Oltre alle Regole e alle Catechesi di Pacomio, ci è pervenuta anche una Vita copta di Pacomio e Teodoro, scritta da un anonimo monaco che aveva conosciuto entrambi. Da essa prendiamo il racconto della sua volutamente mancata ordinazione a prete. Una burla con il sapore di un fioretto francescano. A fronte della quale l’immagine del corteo che accompagnava la visita a quelle regioni del santo patriarca Atanasio, costituito da “molti vescovi e una gran folla con lampade, ceri e incensieri innumerevoli” trasmette inevitabilmente un’atmosfera vagamente comica. Come sempre succede quando si esagera e ci si prende troppo sul serio.
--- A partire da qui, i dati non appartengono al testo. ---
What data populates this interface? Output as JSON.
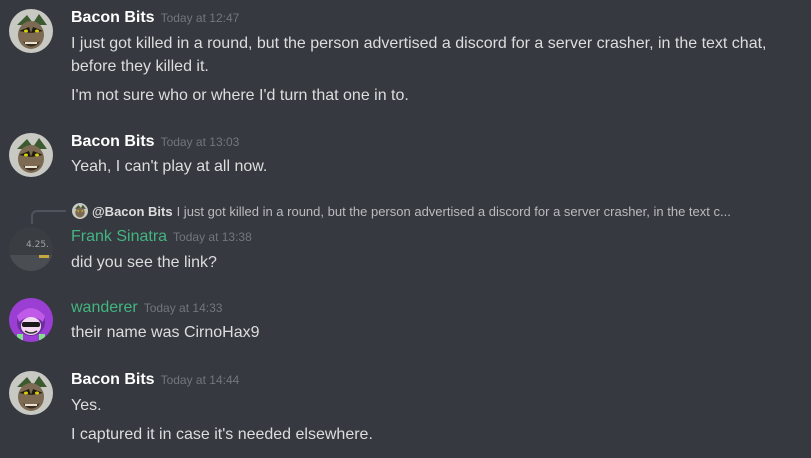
{
  "colors": {
    "background": "#36393f",
    "username_default": "#ffffff",
    "username_green": "#43b581",
    "timestamp": "#72767d",
    "text": "#dcddde"
  },
  "messages": [
    {
      "username": "Bacon Bits",
      "timestamp": "Today at 12:47",
      "avatar_icon": "bacon-bits-avatar-icon",
      "lines": [
        "I just got killed in a round, but the person advertised a discord for a server crasher, in the text chat,",
        "before they killed it.",
        "I'm not sure who or where I'd turn that one in to."
      ]
    },
    {
      "username": "Bacon Bits",
      "timestamp": "Today at 13:03",
      "avatar_icon": "bacon-bits-avatar-icon",
      "lines": [
        "Yeah, I can't play at all now."
      ]
    },
    {
      "reply": {
        "mention": "@Bacon Bits",
        "preview": "I just got killed in a round, but the person advertised a discord for a server crasher, in the text c..."
      },
      "username": "Frank Sinatra",
      "timestamp": "Today at 13:38",
      "avatar_icon": "frank-sinatra-avatar-icon",
      "avatar_text": "4.25.",
      "lines": [
        "did you see the link?"
      ]
    },
    {
      "username": "wanderer",
      "timestamp": "Today at 14:33",
      "avatar_icon": "wanderer-avatar-icon",
      "lines": [
        "their name was CirnoHax9"
      ]
    },
    {
      "username": "Bacon Bits",
      "timestamp": "Today at 14:44",
      "avatar_icon": "bacon-bits-avatar-icon",
      "lines": [
        "Yes.",
        "I captured it in case it's needed elsewhere."
      ]
    }
  ]
}
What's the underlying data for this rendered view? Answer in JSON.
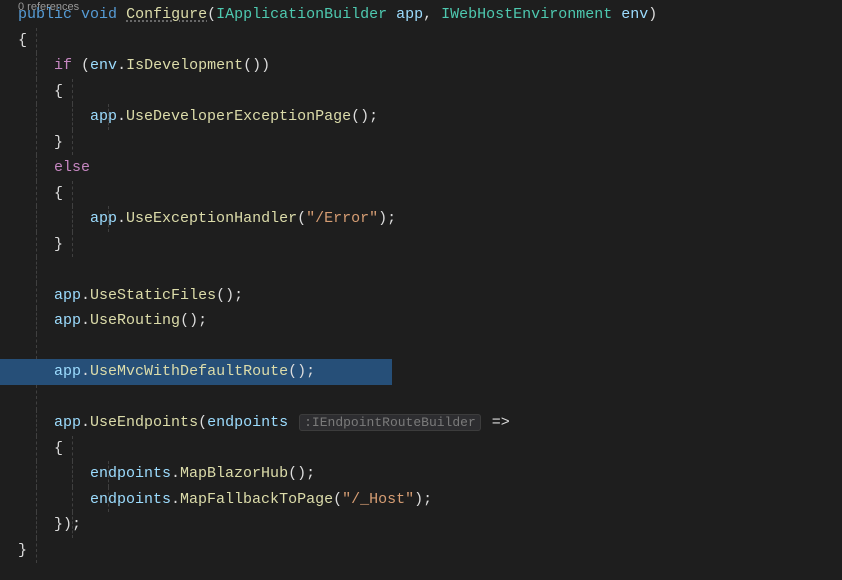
{
  "codelens": "0 references",
  "line1": {
    "kw_public": "public",
    "kw_void": "void",
    "method": "Configure",
    "p_open": "(",
    "type1": "IApplicationBuilder",
    "param1": "app",
    "comma": ", ",
    "type2": "IWebHostEnvironment",
    "param2": "env",
    "p_close": ")"
  },
  "line2": {
    "brace": "{"
  },
  "line3": {
    "ctrl_if": "if",
    "p_open": " (",
    "ident": "env",
    "dot": ".",
    "method": "IsDevelopment",
    "call": "())"
  },
  "line4": {
    "brace": "    {"
  },
  "line5": {
    "pad": "        ",
    "ident": "app",
    "dot": ".",
    "method": "UseDeveloperExceptionPage",
    "call": "();"
  },
  "line6": {
    "brace": "    }"
  },
  "line7": {
    "pad": "    ",
    "ctrl_else": "else"
  },
  "line8": {
    "brace": "    {"
  },
  "line9": {
    "pad": "        ",
    "ident": "app",
    "dot": ".",
    "method": "UseExceptionHandler",
    "open": "(",
    "str": "\"/Error\"",
    "close": ");"
  },
  "line10": {
    "brace": "    }"
  },
  "line12": {
    "pad": "    ",
    "ident": "app",
    "dot": ".",
    "method": "UseStaticFiles",
    "call": "();"
  },
  "line13": {
    "pad": "    ",
    "ident": "app",
    "dot": ".",
    "method": "UseRouting",
    "call": "();"
  },
  "line15": {
    "pad": "    ",
    "ident": "app",
    "dot": ".",
    "method": "UseMvcWithDefaultRoute",
    "call": "();"
  },
  "line17": {
    "pad": "    ",
    "ident": "app",
    "dot": ".",
    "method": "UseEndpoints",
    "open": "(",
    "param": "endpoints",
    "hint": ":IEndpointRouteBuilder",
    "arrow": " =>"
  },
  "line18": {
    "brace": "    {"
  },
  "line19": {
    "pad": "        ",
    "ident": "endpoints",
    "dot": ".",
    "method": "MapBlazorHub",
    "call": "();"
  },
  "line20": {
    "pad": "        ",
    "ident": "endpoints",
    "dot": ".",
    "method": "MapFallbackToPage",
    "open": "(",
    "str": "\"/_Host\"",
    "close": ");"
  },
  "line21": {
    "brace": "    });"
  },
  "line22": {
    "brace": "}"
  }
}
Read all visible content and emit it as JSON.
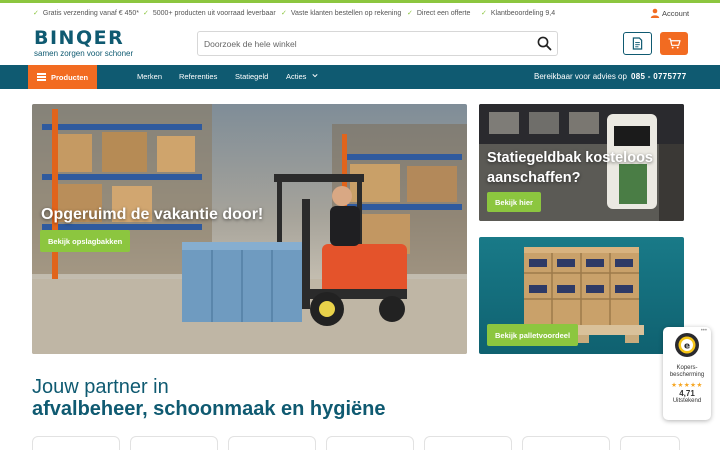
{
  "usp_bar": {
    "items": [
      "Gratis verzending vanaf € 450*",
      "5000+ producten uit voorraad leverbaar",
      "Vaste klanten bestellen op rekening",
      "Direct een offerte",
      "Klantbeoordeling 9,4"
    ],
    "account_label": "Account"
  },
  "header": {
    "logo_word": "BINQER",
    "logo_tagline": "samen zorgen voor schoner",
    "search_placeholder": "Doorzoek de hele winkel"
  },
  "nav": {
    "products_label": "Producten",
    "items": [
      "Merken",
      "Referenties",
      "Statiegeld",
      "Acties"
    ],
    "contact_label": "Bereikbaar voor advies op",
    "contact_phone": "085 - 0775777"
  },
  "banners": {
    "main": {
      "title": "Opgeruimd de vakantie door!",
      "button": "Bekijk opslagbakken"
    },
    "top_right": {
      "title_line1": "Statiegeldbak kosteloos",
      "title_line2": "aanschaffen?",
      "button": "Bekijk hier"
    },
    "bottom_right": {
      "button": "Bekijk palletvoordeel"
    }
  },
  "hero": {
    "line1": "Jouw partner in",
    "line2": "afvalbeheer, schoonmaak en hygiëne"
  },
  "trust_badge": {
    "label": "Kopers-bescherming",
    "stars": "★★★★★",
    "score": "4,71",
    "rating_text": "Uitstekend",
    "menu": "•••"
  },
  "colors": {
    "primary": "#0f5a71",
    "accent_orange": "#f26b21",
    "accent_green": "#8cc63f"
  },
  "icons": {
    "account": "user-icon",
    "search": "search-icon",
    "quote": "document-icon",
    "cart": "cart-icon",
    "menu": "hamburger-icon",
    "dropdown": "chevron-down-icon",
    "check": "check-icon"
  }
}
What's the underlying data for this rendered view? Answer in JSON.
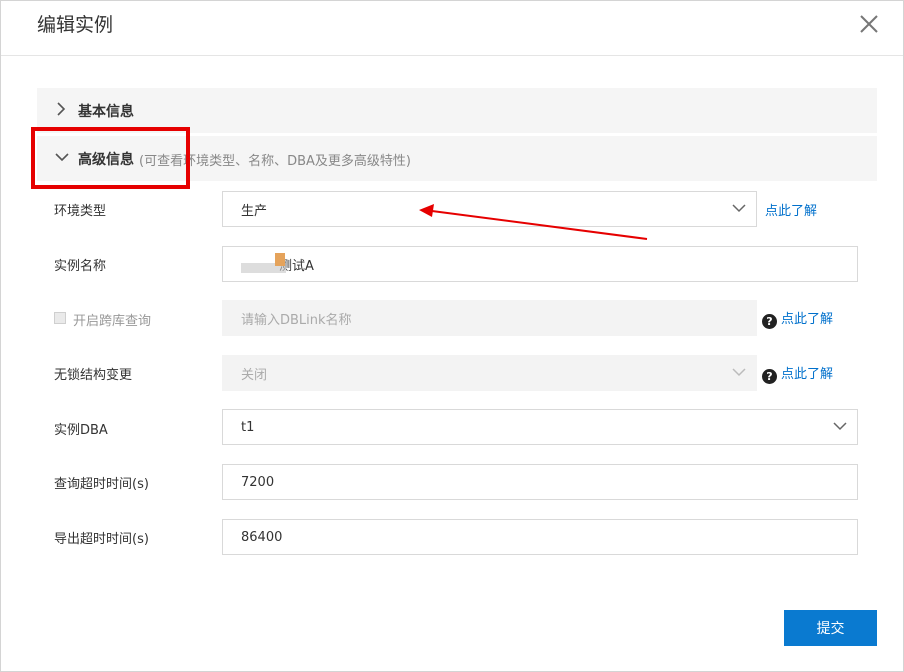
{
  "dialog": {
    "title": "编辑实例"
  },
  "sections": {
    "basic": {
      "title": "基本信息"
    },
    "advanced": {
      "title": "高级信息",
      "hint": "(可查看环境类型、名称、DBA及更多高级特性)"
    }
  },
  "form": {
    "env_type": {
      "label": "环境类型",
      "value": "生产",
      "help": "点此了解"
    },
    "instance_name": {
      "label": "实例名称",
      "value": "测试A"
    },
    "cross_db": {
      "label": "开启跨库查询",
      "placeholder": "请输入DBLink名称",
      "help": "点此了解"
    },
    "lockless": {
      "label": "无锁结构变更",
      "value": "关闭",
      "help": "点此了解"
    },
    "dba": {
      "label": "实例DBA",
      "value": "t1"
    },
    "query_timeout": {
      "label": "查询超时时间(s)",
      "value": "7200"
    },
    "export_timeout": {
      "label": "导出超时时间(s)",
      "value": "86400"
    }
  },
  "actions": {
    "submit": "提交"
  },
  "annotation_colors": {
    "highlight": "#e60000",
    "arrow": "#e60000"
  },
  "accent_color": "#0a7ad0"
}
Beh, quel racconto, ve lo proponiamo, nel congedarci, come nostro
PENSIERO DEL GIORNO
Avvenne che, dopo la nomina ad arcivescovo di Alessandria, apa Atanasio venne a sud, nella Tebaide, con l’idea di risalire fino ad Assouan per recare conforto alle sante chiese. Quando il nostro padre Pacomio lo vide, preceduto da un corteo di vescovi, presi con sé i fratelli, gli fece da scorta per un lungo tratto. Cantando in corteo, accompagnarono l’arcivescovo nel monastero, dove fece la preghiera nella sala di riunione e in tutte le dimore. Apa Serapione, vescovo di Nikentori, prese la mano dell’arcivescovo, la baciò e disse: “Prego la tua pietà di ordinare prete Pacomio, il superiore dei monaci, perché sia messo a capo di tutti i monaci della mia diocesi. È davvero un uomo di Dio, ma a me rifiuta obbedienza su questo punto”. Immediatamente Pacomio si dileguò tra la folla per non farsi trovare. L’arcivescovo si mise a sedere con tutta la folla che lo accompagnava, e disse a Serapione: “In verità, riguardo all’uomo di cui tu parli, apa Pacomio, da quando sono ad Alessandria, già prima della mia consacrazione, ho udito la fama della sua fede. Felice lui e i suoi figli, e benedetto l’albero duraturo, che ha piantato”. Poi, alzatosi, pregò e disse ai fratelli: “Salutate da parte mia il vostro padre e ditegli: Poiché ti sei nascosto a noi, fuggendo ciò da cui vengono gelosie, discordie e invidie, e hai scelto ciò che è superiore e resterà per sempre! Ebbene, nostro Signore soddisferà i tuoi desideri. Poiché hai fuggito la grandezza vana e temporanea, non soltanto ti auguro che ciò non avvenga mai, ma a questo scopo tenderò le mani all’Altissimo perché mai e poi mai tu venga rivestito di cariche. Se poi, per volontà di Dio, ritorneremo un’altra volta, voglia il cielo che possiamo meritare di vedere la tua pietà onorevole”. Così li lasciò e continuò il cammino verso sud, accompagnato da molti vescovi e da una gran folla con lampade, ceri e incensieri innumerevoli. Soltanto dopo la partenza dell’arcivescovo, il nostro padre Pacomio uscì dal nascondiglio. (Anonimo, Vita copta di Pacomio e Teodoro).
Ricevete l’abbraccio dei vostri fratelli e sorelle della Comunità del bairro.